NIENTE SCONTI OLTRE 1000 AUTO ELETTRICHE Ansa riporta un'indiscrezione sul testo approvato dal Consiglio europeo che riguarda la regolamentazione dei limiti di CO2 e quindi delle vendite di auto ZEV, quelle a batterie. La bozza prende spunto dalle recenti perplessità sollevate anche dai Costruttori di auto sui limiti di CO2 “rischiosi” per la sopravvivenza del mercato auto nei Paesi dove le auto ibride ed elettriche non sono diffuse rispetto alla media europea. La Commissione Ambiente del Parlamento ha approvato il testo che prevede un nuovo meccanismo di compensazione delle auto eco. In pratica non si potrà più controbilanciare una media di emissioni della gamma in listino con l'aiuto di modelli elettrici o ibridi. Da questa disposizione fanno eccezione i mercati dove la penetrazione delle auto elettriche è inferiore al 60% rispetto alla media europea dell'1,26% nel 2017, che porta il tetto allo 0,76%. Inoltre sono esclusi tutti i mercati dove sono state immatricolate oltre 1000 auto nel 2017.

I PAESI PIU' PENALIZZATI DAI LIMITI Questo paletto taglia difatti fuori dai meccanismi di compensazione delle emissioni medie di CO2 l'Italia (0,11% con 2.147 immatricolazioni), la Danimarca (0,52% ZLEV con 1.148 immatricolazioni) e Spagna (0,52% con 6695 immatricolazioni) pur avendo una quota inferiore al tetto limite. Per lo stesso motivo sono fuori anche Svezia (5,2%), Olanda (2,24%), Finlandia (1,98%), Austria (1,82%), Regno Unito (1,78%), Lussemburgo (1,72%), Belgio (1,70%), Portogallo (1,68%), Francia (1,51%), Germania (1,41%) e Ungheria (0,94%).

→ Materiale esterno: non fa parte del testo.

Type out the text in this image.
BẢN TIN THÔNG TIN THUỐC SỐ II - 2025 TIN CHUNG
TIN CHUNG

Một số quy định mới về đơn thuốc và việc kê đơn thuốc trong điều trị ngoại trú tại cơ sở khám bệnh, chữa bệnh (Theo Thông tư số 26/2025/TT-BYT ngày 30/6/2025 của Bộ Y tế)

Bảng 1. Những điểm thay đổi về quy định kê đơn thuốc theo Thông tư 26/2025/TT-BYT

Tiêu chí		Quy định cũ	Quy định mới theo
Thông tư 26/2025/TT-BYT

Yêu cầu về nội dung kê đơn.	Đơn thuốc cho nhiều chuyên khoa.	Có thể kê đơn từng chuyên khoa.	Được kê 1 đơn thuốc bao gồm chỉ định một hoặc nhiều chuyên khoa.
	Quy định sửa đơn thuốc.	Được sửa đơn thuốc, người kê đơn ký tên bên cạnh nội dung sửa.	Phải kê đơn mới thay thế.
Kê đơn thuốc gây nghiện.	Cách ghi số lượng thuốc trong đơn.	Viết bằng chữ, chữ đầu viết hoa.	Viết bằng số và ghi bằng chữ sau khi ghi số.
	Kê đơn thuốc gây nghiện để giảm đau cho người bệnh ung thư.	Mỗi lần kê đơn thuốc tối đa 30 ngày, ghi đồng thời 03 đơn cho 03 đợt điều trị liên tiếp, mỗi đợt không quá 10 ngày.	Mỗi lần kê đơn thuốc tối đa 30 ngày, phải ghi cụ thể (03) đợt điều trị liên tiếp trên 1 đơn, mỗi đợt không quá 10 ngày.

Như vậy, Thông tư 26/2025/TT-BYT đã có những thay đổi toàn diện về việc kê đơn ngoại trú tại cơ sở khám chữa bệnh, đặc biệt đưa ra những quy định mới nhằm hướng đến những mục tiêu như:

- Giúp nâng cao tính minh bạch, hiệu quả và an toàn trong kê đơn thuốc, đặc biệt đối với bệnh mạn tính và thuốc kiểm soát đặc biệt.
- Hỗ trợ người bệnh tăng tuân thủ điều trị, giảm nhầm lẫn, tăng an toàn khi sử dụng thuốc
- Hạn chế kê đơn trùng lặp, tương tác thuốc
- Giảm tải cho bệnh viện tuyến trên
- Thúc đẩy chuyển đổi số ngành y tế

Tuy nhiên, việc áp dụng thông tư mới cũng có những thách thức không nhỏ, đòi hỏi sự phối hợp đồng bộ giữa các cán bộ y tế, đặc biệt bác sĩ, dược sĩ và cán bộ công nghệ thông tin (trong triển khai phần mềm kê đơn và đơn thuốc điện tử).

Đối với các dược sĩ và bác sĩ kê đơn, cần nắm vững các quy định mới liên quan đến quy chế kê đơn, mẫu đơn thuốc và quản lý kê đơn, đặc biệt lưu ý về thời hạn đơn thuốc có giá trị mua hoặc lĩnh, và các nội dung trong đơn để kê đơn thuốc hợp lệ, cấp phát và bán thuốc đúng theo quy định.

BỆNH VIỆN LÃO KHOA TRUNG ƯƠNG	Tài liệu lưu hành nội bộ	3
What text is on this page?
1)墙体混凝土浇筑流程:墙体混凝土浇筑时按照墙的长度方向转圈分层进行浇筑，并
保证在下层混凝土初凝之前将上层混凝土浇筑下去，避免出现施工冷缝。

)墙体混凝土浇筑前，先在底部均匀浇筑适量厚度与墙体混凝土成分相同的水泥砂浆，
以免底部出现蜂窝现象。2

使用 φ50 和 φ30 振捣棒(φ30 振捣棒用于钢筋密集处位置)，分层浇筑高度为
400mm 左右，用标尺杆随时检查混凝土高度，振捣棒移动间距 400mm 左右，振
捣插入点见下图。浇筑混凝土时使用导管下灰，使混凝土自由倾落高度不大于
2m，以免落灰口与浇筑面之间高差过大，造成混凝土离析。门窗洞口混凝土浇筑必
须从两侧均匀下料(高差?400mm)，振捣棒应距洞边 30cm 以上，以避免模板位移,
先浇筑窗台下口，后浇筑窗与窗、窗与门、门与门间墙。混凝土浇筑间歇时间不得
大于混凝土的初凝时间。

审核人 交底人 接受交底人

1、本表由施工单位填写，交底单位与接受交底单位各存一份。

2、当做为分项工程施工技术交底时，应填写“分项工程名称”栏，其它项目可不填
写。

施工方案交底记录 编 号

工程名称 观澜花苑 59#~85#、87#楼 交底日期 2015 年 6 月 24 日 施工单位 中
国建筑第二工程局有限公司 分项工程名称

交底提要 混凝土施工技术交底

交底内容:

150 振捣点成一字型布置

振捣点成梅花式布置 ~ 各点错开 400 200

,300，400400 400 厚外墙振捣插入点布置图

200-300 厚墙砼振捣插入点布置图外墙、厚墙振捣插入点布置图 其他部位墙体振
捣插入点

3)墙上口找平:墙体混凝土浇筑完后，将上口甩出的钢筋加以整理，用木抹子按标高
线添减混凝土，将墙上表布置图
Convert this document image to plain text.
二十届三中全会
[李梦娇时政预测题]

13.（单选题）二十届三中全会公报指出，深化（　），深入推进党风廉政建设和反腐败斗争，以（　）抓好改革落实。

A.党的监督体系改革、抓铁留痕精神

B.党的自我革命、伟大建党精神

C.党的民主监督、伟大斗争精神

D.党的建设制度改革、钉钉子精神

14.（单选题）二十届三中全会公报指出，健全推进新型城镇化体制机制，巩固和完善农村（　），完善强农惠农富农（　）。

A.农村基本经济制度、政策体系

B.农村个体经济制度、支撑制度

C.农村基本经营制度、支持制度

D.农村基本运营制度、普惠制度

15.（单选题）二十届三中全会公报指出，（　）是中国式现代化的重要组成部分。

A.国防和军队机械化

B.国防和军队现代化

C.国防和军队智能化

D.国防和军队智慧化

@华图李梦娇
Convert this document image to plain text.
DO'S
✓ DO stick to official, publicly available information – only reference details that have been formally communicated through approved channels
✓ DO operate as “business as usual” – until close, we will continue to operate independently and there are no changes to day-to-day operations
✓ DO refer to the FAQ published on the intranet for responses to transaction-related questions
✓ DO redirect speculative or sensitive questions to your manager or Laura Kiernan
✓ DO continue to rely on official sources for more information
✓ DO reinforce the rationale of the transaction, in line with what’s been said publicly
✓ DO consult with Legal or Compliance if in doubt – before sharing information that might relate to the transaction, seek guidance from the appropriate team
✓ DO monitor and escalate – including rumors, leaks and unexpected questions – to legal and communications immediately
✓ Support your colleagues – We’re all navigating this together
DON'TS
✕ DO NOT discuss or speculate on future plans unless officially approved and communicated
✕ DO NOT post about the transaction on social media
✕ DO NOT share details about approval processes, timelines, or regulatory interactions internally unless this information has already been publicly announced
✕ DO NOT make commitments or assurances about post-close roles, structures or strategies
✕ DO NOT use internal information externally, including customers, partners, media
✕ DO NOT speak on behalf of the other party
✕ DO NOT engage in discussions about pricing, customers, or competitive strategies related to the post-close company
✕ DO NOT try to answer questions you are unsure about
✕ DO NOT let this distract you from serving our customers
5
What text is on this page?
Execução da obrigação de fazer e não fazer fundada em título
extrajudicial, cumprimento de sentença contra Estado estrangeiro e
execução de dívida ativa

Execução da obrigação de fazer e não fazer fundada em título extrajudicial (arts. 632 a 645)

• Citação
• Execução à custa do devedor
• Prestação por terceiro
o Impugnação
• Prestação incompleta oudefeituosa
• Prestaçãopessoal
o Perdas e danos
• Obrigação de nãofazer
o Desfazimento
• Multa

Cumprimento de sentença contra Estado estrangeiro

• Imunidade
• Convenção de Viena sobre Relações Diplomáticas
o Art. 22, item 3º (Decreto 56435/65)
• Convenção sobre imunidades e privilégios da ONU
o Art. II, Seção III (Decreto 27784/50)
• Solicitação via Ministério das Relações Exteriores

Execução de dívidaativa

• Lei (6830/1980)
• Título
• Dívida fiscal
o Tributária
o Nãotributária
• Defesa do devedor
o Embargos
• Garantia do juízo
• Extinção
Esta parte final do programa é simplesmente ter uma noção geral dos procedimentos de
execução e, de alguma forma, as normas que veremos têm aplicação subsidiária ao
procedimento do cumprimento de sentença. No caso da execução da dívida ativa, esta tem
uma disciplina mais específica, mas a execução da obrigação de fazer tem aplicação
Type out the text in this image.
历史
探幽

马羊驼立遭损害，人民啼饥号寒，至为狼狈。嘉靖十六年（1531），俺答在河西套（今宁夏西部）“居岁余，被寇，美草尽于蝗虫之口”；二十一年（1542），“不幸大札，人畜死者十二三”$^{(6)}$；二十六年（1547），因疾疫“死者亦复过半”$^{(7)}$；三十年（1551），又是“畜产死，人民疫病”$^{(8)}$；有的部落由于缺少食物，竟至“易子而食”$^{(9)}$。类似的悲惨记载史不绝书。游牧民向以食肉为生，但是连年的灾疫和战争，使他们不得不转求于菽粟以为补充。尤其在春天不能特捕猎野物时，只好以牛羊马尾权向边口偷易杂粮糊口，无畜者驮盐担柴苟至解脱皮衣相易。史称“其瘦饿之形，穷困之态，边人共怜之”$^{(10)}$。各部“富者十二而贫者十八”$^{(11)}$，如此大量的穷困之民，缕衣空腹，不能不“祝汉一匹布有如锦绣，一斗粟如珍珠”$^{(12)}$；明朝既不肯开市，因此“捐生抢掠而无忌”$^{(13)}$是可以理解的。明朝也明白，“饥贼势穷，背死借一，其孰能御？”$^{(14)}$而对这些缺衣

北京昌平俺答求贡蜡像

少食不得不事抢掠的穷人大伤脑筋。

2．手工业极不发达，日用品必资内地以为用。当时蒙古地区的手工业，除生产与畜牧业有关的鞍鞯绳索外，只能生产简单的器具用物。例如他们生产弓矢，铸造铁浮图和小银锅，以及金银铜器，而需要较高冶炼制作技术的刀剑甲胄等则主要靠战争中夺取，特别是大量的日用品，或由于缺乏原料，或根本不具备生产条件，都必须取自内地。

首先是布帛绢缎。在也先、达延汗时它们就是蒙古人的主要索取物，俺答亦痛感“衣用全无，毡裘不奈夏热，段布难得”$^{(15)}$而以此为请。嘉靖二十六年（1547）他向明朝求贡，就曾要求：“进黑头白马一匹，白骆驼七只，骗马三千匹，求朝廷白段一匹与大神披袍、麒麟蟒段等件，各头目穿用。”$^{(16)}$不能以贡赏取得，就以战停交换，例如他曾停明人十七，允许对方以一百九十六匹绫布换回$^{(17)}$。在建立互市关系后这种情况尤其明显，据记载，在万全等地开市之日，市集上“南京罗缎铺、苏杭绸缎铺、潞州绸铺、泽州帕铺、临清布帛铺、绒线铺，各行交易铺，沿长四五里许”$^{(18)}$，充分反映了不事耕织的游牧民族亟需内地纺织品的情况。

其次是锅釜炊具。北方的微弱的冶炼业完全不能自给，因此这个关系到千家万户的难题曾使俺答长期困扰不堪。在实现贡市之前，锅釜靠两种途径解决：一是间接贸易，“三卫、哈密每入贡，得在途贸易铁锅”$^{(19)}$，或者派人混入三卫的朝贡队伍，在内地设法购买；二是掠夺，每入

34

I LIMITI CO2 E CHI POTRA' DEROGARLI Avranno un maggiore peso nella compensazione della CO2 le vendite di auto elettriche in Irlanda, Bulgaria, Slovenia, Slovacchia, Lettonia, Malta, Lituania, Romania, Polonia, Estonia, Repubblica Ceca, Grecia, Cipro e Croazia. Per tutti gli altri invece l'Europa imporrà limiti ridotti del 15% per auto e furgoni nel 2025, che si abbasseranno ulteriormente del 37,5% per le auto e del 31% per i furgoni nel 2030 rispetto al limite di 95g/km di CO2 che scatterà dal 2021 per tutti.